Uçsuz bucaksız uzanan bereketli Çukurova, mucize gibi etrafında yükselen Toros Dağları ve yemyeşil yaylalarıyla insana huzur verir. Bu huzurun içinde, Akdeniz ikliminin sıcak insanlarını barındırır. Adana halkı misafire ve ikrama olan düşkünlüğünü sofrasının zenginliğiyle birleştirir. Dolayısıyla, dışardan Adana’ya doğru ilerlerken şehrin üstünde kasvetli ve gizemli bir bulut görürseniz şaşırmayın. Acaba neyin nesi dediğiniz bu durum size çok gizemli gelse de şehre doğru yaklaştıkça o gördüğünüz bulutların kebabın tezgâhından çıkan duman olduğunu anlarsınız. Lezzeti bağımlılık yaratan Adana kebabı, yapımı zahmetli olduğu kadar lezzeti damak çatlatan içli köftesi, şalgamı, sanat eseri gibi süslenip ikram edilen bicibicisi bu şehrin mutfak lezzetlerinden sadece en bilenenleri.
Kimi zaman pamuk, kimi zaman mısır, kimi zaman da narinciyle insana tüm cömertliğiyle kucak açan bu şehri üç ana bölüme ayırabiliriz. Güney, kuzey ve merkez Adana.
Güney Adana, eski şehirdir. Küçük Saat, Büyük Saat, Abidinpaşa, Tepebey denen alanı kapsar.
Merkez Adana bölgesi ise çekirdek olarak Atatürk ve Ziya Paşa Bulvarı’nın güney ucuyla başlar Kasım Gülek ve İller Bankası’na kadar uzanır. Çekirdek Adana bölgesindeki Atatürk Parkı şehrin tam merkezidir. Adana’nın silüeti sayılan Taş Köprü, Sabancı Camii ve Hilton Oteli bu alanda bulunur. Sabancı Merkez Cami iç kapasite açısından Türkiye’nin en büyük camisidir.
Kuzey Adana Turgut Özal ve Kenan Evren Bulvarı ile başlar. Bu alan çok büyük ve şehircilik planlaması açısından çok güzel düzenlenmiştir. Adana’nın diğer bölgelerine göre çok daha düzenlidir.
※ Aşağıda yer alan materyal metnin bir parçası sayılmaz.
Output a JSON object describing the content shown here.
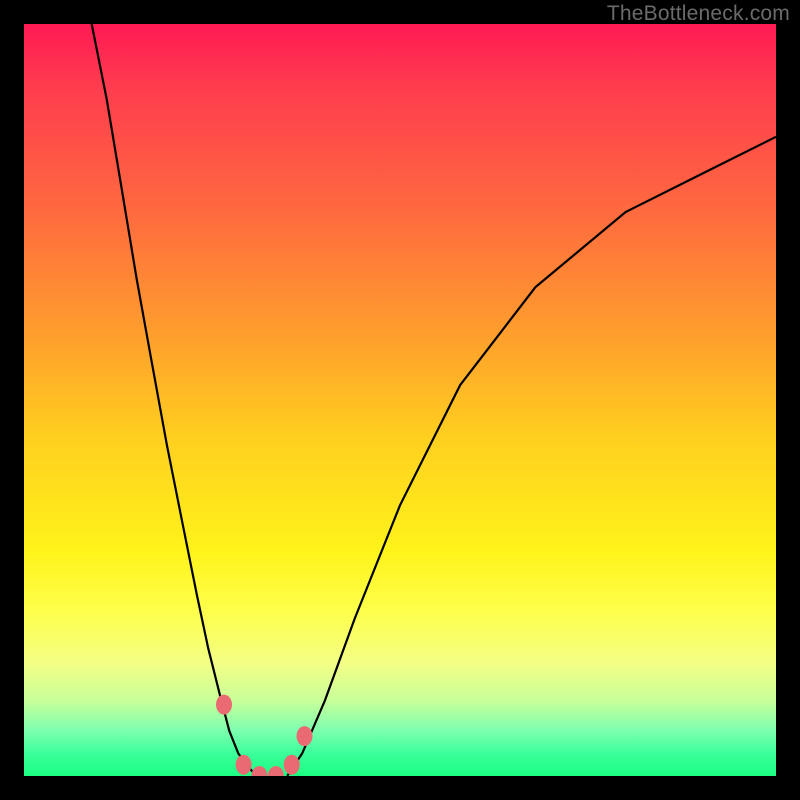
{
  "watermark": "TheBottleneck.com",
  "colors": {
    "background_black": "#000000",
    "marker": "#e96a72",
    "curve_stroke": "#000000",
    "gradient_top": "#ff1a54",
    "gradient_bottom": "#1bff82"
  },
  "chart_data": {
    "type": "line",
    "title": "",
    "xlabel": "",
    "ylabel": "",
    "xlim": [
      0,
      100
    ],
    "ylim": [
      0,
      100
    ],
    "series": [
      {
        "name": "left-arm",
        "x": [
          9,
          11,
          13,
          15,
          17,
          19,
          21,
          23,
          24.5,
          26,
          27.3,
          28.5,
          30,
          31
        ],
        "values": [
          100,
          90,
          78,
          66,
          55,
          44,
          34,
          24,
          17,
          11,
          6,
          3,
          1,
          0
        ]
      },
      {
        "name": "right-arm",
        "x": [
          35,
          37,
          40,
          44,
          50,
          58,
          68,
          80,
          92,
          100
        ],
        "values": [
          0,
          3,
          10,
          21,
          36,
          52,
          65,
          75,
          81,
          85
        ]
      }
    ],
    "markers": {
      "name": "highlighted-points",
      "points": [
        {
          "x": 26.6,
          "y": 9.5
        },
        {
          "x": 29.2,
          "y": 1.5
        },
        {
          "x": 31.3,
          "y": 0.0
        },
        {
          "x": 33.5,
          "y": 0.0
        },
        {
          "x": 35.6,
          "y": 1.5
        },
        {
          "x": 37.3,
          "y": 5.3
        }
      ]
    }
  }
}
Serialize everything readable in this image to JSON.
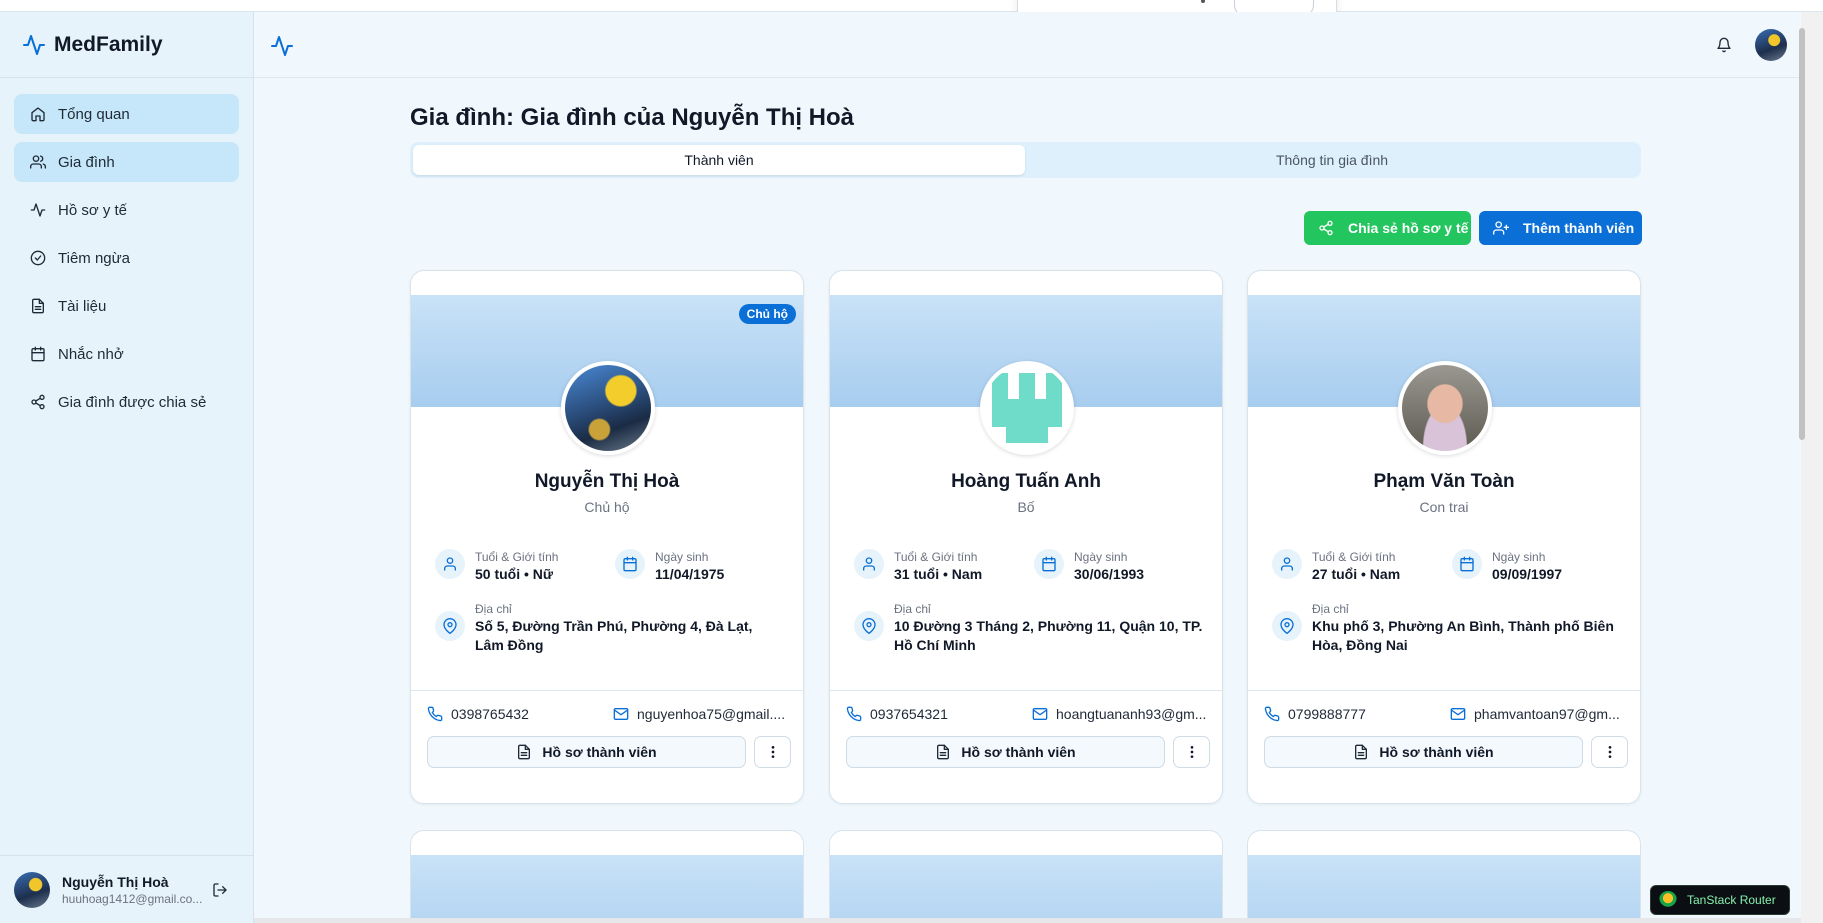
{
  "app": {
    "name": "MedFamily"
  },
  "sidebar": {
    "items": [
      {
        "label": "Tổng quan",
        "icon": "home-icon",
        "active": true
      },
      {
        "label": "Gia đình",
        "icon": "users-icon",
        "active": true
      },
      {
        "label": "Hồ sơ y tế",
        "icon": "activity-icon",
        "active": false
      },
      {
        "label": "Tiêm ngừa",
        "icon": "check-circle-icon",
        "active": false
      },
      {
        "label": "Tài liệu",
        "icon": "file-icon",
        "active": false
      },
      {
        "label": "Nhắc nhở",
        "icon": "calendar-icon",
        "active": false
      },
      {
        "label": "Gia đình được chia sẻ",
        "icon": "share-icon",
        "active": false
      }
    ],
    "user": {
      "name": "Nguyễn Thị Hoà",
      "email": "huuhoag1412@gmail.co..."
    }
  },
  "page": {
    "title": "Gia đình: Gia đình của Nguyễn Thị Hoà",
    "tabs": [
      {
        "label": "Thành viên",
        "active": true
      },
      {
        "label": "Thông tin gia đình",
        "active": false
      }
    ],
    "actions": {
      "share_label": "Chia sẻ hồ sơ y tế",
      "add_label": "Thêm thành viên"
    }
  },
  "labels": {
    "age_gender": "Tuổi & Giới tính",
    "birthday": "Ngày sinh",
    "address": "Địa chỉ",
    "profile_button": "Hồ sơ thành viên",
    "head_badge": "Chủ hộ"
  },
  "members": [
    {
      "name": "Nguyễn Thị Hoà",
      "role": "Chủ hộ",
      "age_gender": "50 tuổi • Nữ",
      "birthday": "11/04/1975",
      "address": "Số 5, Đường Trần Phú, Phường 4, Đà Lạt, Lâm Đồng",
      "phone": "0398765432",
      "email": "nguyenhoa75@gmail....",
      "is_head": true
    },
    {
      "name": "Hoàng Tuấn Anh",
      "role": "Bố",
      "age_gender": "31 tuổi • Nam",
      "birthday": "30/06/1993",
      "address": "10 Đường 3 Tháng 2, Phường 11, Quận 10, TP. Hồ Chí Minh",
      "phone": "0937654321",
      "email": "hoangtuananh93@gm...",
      "is_head": false
    },
    {
      "name": "Phạm Văn Toàn",
      "role": "Con trai",
      "age_gender": "27 tuổi • Nam",
      "birthday": "09/09/1997",
      "address": "Khu phố 3, Phường An Bình, Thành phố Biên Hòa, Đồng Nai",
      "phone": "0799888777",
      "email": "phamvantoan97@gm...",
      "is_head": false
    }
  ],
  "devtools": {
    "label": "TanStack Router"
  },
  "colors": {
    "primary": "#0a6fd6",
    "success": "#22c55e",
    "sidebar_bg": "#e6f3fb",
    "active_nav": "#c5e7f9"
  }
}
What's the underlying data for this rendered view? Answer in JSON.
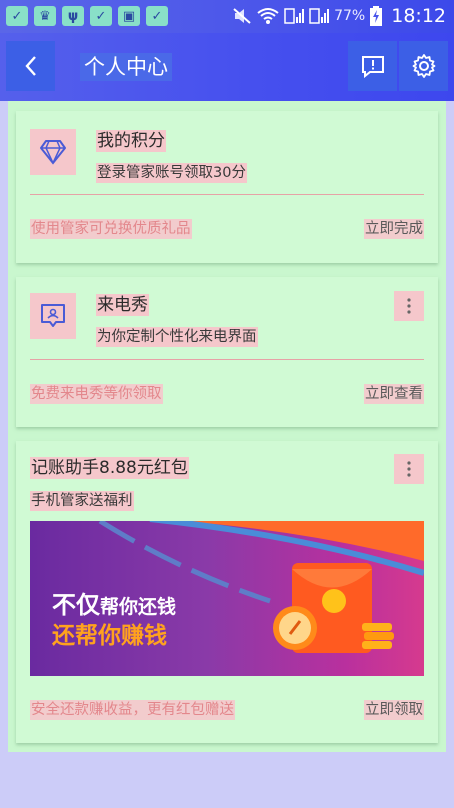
{
  "status_bar": {
    "battery": "77%",
    "time": "18:12"
  },
  "header": {
    "title": "个人中心",
    "back_icon": "chevron-left-icon",
    "feedback_icon": "feedback-icon",
    "settings_icon": "gear-icon"
  },
  "cards": [
    {
      "icon": "diamond-icon",
      "title": "我的积分",
      "subtitle": "登录管家账号领取30分",
      "footer_text": "使用管家可兑换优质礼品",
      "action": "立即完成"
    },
    {
      "icon": "caller-show-icon",
      "title": "来电秀",
      "subtitle": "为你定制个性化来电界面",
      "footer_text": "免费来电秀等你领取",
      "action": "立即查看"
    },
    {
      "title": "记账助手8.88元红包",
      "subtitle": "手机管家送福利",
      "banner": {
        "line1_big": "不仅",
        "line1_small": "帮你还钱",
        "line2": "还帮你赚钱"
      },
      "footer_text": "安全还款赚收益，更有红包赠送",
      "action": "立即领取"
    }
  ],
  "colors": {
    "header_blue": "#4650ee",
    "panel_green": "#c9f7ce",
    "card_green": "#d0fad4",
    "highlight_pink": "#f5c7cb",
    "background_lavender": "#ccccf8"
  }
}
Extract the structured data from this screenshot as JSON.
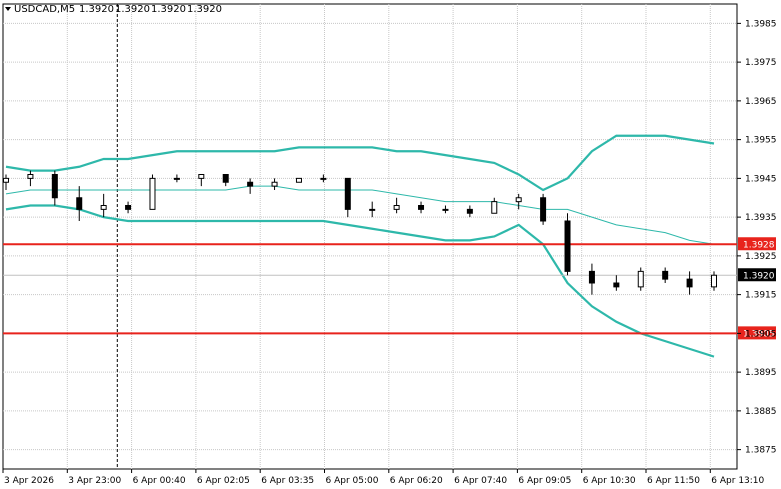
{
  "header": {
    "symbol": "USDCAD,M5",
    "open": "1.3920",
    "high": "1.3920",
    "low": "1.3920",
    "close": "1.3920"
  },
  "colors": {
    "background": "#ffffff",
    "grid": "#c8c8c8",
    "candle": "#000000",
    "bollinger": "#2eb8aa",
    "middle_band": "#2eb8aa",
    "level_line": "#e8231c",
    "price_line": "#c0c0c0",
    "current_tag": "#000000"
  },
  "chart_data": {
    "type": "candlestick",
    "title": "USDCAD,M5",
    "y_axis": {
      "min": 1.387,
      "max": 1.399,
      "ticks": [
        "1.3985",
        "1.3975",
        "1.3965",
        "1.3955",
        "1.3945",
        "1.3935",
        "1.3925",
        "1.3915",
        "1.3905",
        "1.3895",
        "1.3885",
        "1.3875"
      ]
    },
    "x_axis": {
      "ticks": [
        "3 Apr 2026",
        "3 Apr 23:00",
        "6 Apr 00:40",
        "6 Apr 02:05",
        "6 Apr 03:35",
        "6 Apr 05:00",
        "6 Apr 06:20",
        "6 Apr 07:40",
        "6 Apr 09:05",
        "6 Apr 10:30",
        "6 Apr 11:50",
        "6 Apr 13:10"
      ]
    },
    "grid": true,
    "levels": [
      {
        "label": "1.3928",
        "value": 1.3928,
        "color": "#e8231c"
      },
      {
        "label": "1.3905",
        "value": 1.3905,
        "color": "#e8231c"
      }
    ],
    "current_price": {
      "label": "1.3920",
      "value": 1.392
    },
    "crosshair_x_category": "3 Apr 23:00",
    "series": [
      {
        "name": "Bollinger Upper",
        "values": [
          1.3948,
          1.3947,
          1.3947,
          1.3948,
          1.395,
          1.395,
          1.3951,
          1.3952,
          1.3952,
          1.3952,
          1.3952,
          1.3952,
          1.3953,
          1.3953,
          1.3953,
          1.3953,
          1.3952,
          1.3952,
          1.3951,
          1.395,
          1.3949,
          1.3946,
          1.3942,
          1.3945,
          1.3952,
          1.3956,
          1.3956,
          1.3956,
          1.3955,
          1.3954
        ]
      },
      {
        "name": "Bollinger Middle",
        "values": [
          1.3941,
          1.3942,
          1.3942,
          1.3942,
          1.3942,
          1.3942,
          1.3942,
          1.3942,
          1.3942,
          1.3942,
          1.3943,
          1.3943,
          1.3942,
          1.3942,
          1.3942,
          1.3942,
          1.3941,
          1.394,
          1.3939,
          1.3939,
          1.3939,
          1.3938,
          1.3937,
          1.3937,
          1.3935,
          1.3933,
          1.3932,
          1.3931,
          1.3929,
          1.3928
        ]
      },
      {
        "name": "Bollinger Lower",
        "values": [
          1.3937,
          1.3938,
          1.3938,
          1.3937,
          1.3935,
          1.3934,
          1.3934,
          1.3934,
          1.3934,
          1.3934,
          1.3934,
          1.3934,
          1.3934,
          1.3934,
          1.3933,
          1.3932,
          1.3931,
          1.393,
          1.3929,
          1.3929,
          1.393,
          1.3933,
          1.3928,
          1.3918,
          1.3912,
          1.3908,
          1.3905,
          1.3903,
          1.3901,
          1.3899
        ]
      }
    ],
    "candles": [
      {
        "o": 1.3944,
        "h": 1.3946,
        "l": 1.3942,
        "c": 1.3945
      },
      {
        "o": 1.3945,
        "h": 1.3947,
        "l": 1.3943,
        "c": 1.3946
      },
      {
        "o": 1.3946,
        "h": 1.3947,
        "l": 1.3938,
        "c": 1.394
      },
      {
        "o": 1.394,
        "h": 1.3943,
        "l": 1.3934,
        "c": 1.3937
      },
      {
        "o": 1.3937,
        "h": 1.3941,
        "l": 1.3935,
        "c": 1.3938
      },
      {
        "o": 1.3938,
        "h": 1.3939,
        "l": 1.3936,
        "c": 1.3937
      },
      {
        "o": 1.3937,
        "h": 1.3946,
        "l": 1.3937,
        "c": 1.3945
      },
      {
        "o": 1.3945,
        "h": 1.3946,
        "l": 1.3944,
        "c": 1.3945
      },
      {
        "o": 1.3945,
        "h": 1.3946,
        "l": 1.3943,
        "c": 1.3946
      },
      {
        "o": 1.3946,
        "h": 1.3946,
        "l": 1.3943,
        "c": 1.3944
      },
      {
        "o": 1.3944,
        "h": 1.3945,
        "l": 1.3941,
        "c": 1.3943
      },
      {
        "o": 1.3943,
        "h": 1.3945,
        "l": 1.3942,
        "c": 1.3944
      },
      {
        "o": 1.3944,
        "h": 1.3945,
        "l": 1.3944,
        "c": 1.3945
      },
      {
        "o": 1.3945,
        "h": 1.3946,
        "l": 1.3944,
        "c": 1.3945
      },
      {
        "o": 1.3945,
        "h": 1.3945,
        "l": 1.3935,
        "c": 1.3937
      },
      {
        "o": 1.3937,
        "h": 1.3939,
        "l": 1.3935,
        "c": 1.3937
      },
      {
        "o": 1.3937,
        "h": 1.394,
        "l": 1.3936,
        "c": 1.3938
      },
      {
        "o": 1.3938,
        "h": 1.3939,
        "l": 1.3936,
        "c": 1.3937
      },
      {
        "o": 1.3937,
        "h": 1.3938,
        "l": 1.3936,
        "c": 1.3937
      },
      {
        "o": 1.3937,
        "h": 1.3938,
        "l": 1.3935,
        "c": 1.3936
      },
      {
        "o": 1.3936,
        "h": 1.394,
        "l": 1.3936,
        "c": 1.3939
      },
      {
        "o": 1.3939,
        "h": 1.3941,
        "l": 1.3937,
        "c": 1.394
      },
      {
        "o": 1.394,
        "h": 1.3941,
        "l": 1.3933,
        "c": 1.3934
      },
      {
        "o": 1.3934,
        "h": 1.3936,
        "l": 1.392,
        "c": 1.3921
      },
      {
        "o": 1.3921,
        "h": 1.3923,
        "l": 1.3915,
        "c": 1.3918
      },
      {
        "o": 1.3918,
        "h": 1.392,
        "l": 1.3916,
        "c": 1.3917
      },
      {
        "o": 1.3917,
        "h": 1.3922,
        "l": 1.3916,
        "c": 1.3921
      },
      {
        "o": 1.3921,
        "h": 1.3922,
        "l": 1.3918,
        "c": 1.3919
      },
      {
        "o": 1.3919,
        "h": 1.3921,
        "l": 1.3915,
        "c": 1.3917
      },
      {
        "o": 1.3917,
        "h": 1.3921,
        "l": 1.3916,
        "c": 1.392
      }
    ]
  }
}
Kimilerinin romanına, kimlerinin türkülerine, kimilerinin filmlerine konu ettiği Adana en çok da kardan adam yapmayı, kartopu oynamayı bilmeyen çocukların yaşadığı yer olarak hafızamda yer edindi. Dostluğu, sevgiyi, aşkı, acıyı ve bir çok duyguyu bu topraklardan aldığı ilhamla dillendiren âşıklar kentidir aynı zamanda. Karacaoğlan ve Dadaloğlu gibi nice âşıkların kattığı değerleri görmezden gelebilir miyiz? Mümkün mü?
Seyhan Baraj Gölü’nün çevresi gezerken en keyif aldığım mekânlardan biri oldu. Üzerindeki Sevgi Adası (Işıklarla gölün ortasındaki bir toprak parçasına bu ismi yazmışlar) deniz bisikletiyle keyifli vakit geçirebileceğiniz aktivitelerden biri. Bunun yanı sıra Adana’da dikkatimi çeken, dümdüz bir şehir olmasına rağmen kaldırımların çok yüksek olması. Kaldırımlardan inip çıkmak çok zor. Tekerlekli sandalye ya da cihaz kullanmak zorunda kalanlar bu engelleri nasıl bertaraf ediyorlar aklımda kalan sorulardan biri. Oysaki kentin büyük bir bölümünde, Kâzım Gülek Köprüsü dışında bir yokuşa rastlamak pek mümkün değil. Sadece kentin daha yüksek bölgelerinde, eskiden kentin dışı sayılan yerlerde ufak tepeler, yokuşlar görebilirsiniz. Bu özelliğiyle engelliler, kaldırımların yüksekliği hariç oldukça yaşanılası bir şehir diyebilirim. Düz olma özelliğinden dolayı bisiklet turnuvaları açısından, İspanya’nın Barcelona ve Valencia şehirleriyle Hollanda’nın Amsterdam şehriyle yarışır durumda…
Ulu cami, Misis Kervansarayı, Alman Köprüsü, Mestanzade Hamamı ve daha nice geleneksel yapılarıyla Adana’nın geleneksel ruhunu en güzel şekilde yansıtırken kendine has söylemleriyle de ziyaretçilerine inanılmaz bir deneyim sunuyor. İnsanıyla iklimiyle sıcacık bu şehri herkesin görmesi gerekiyor.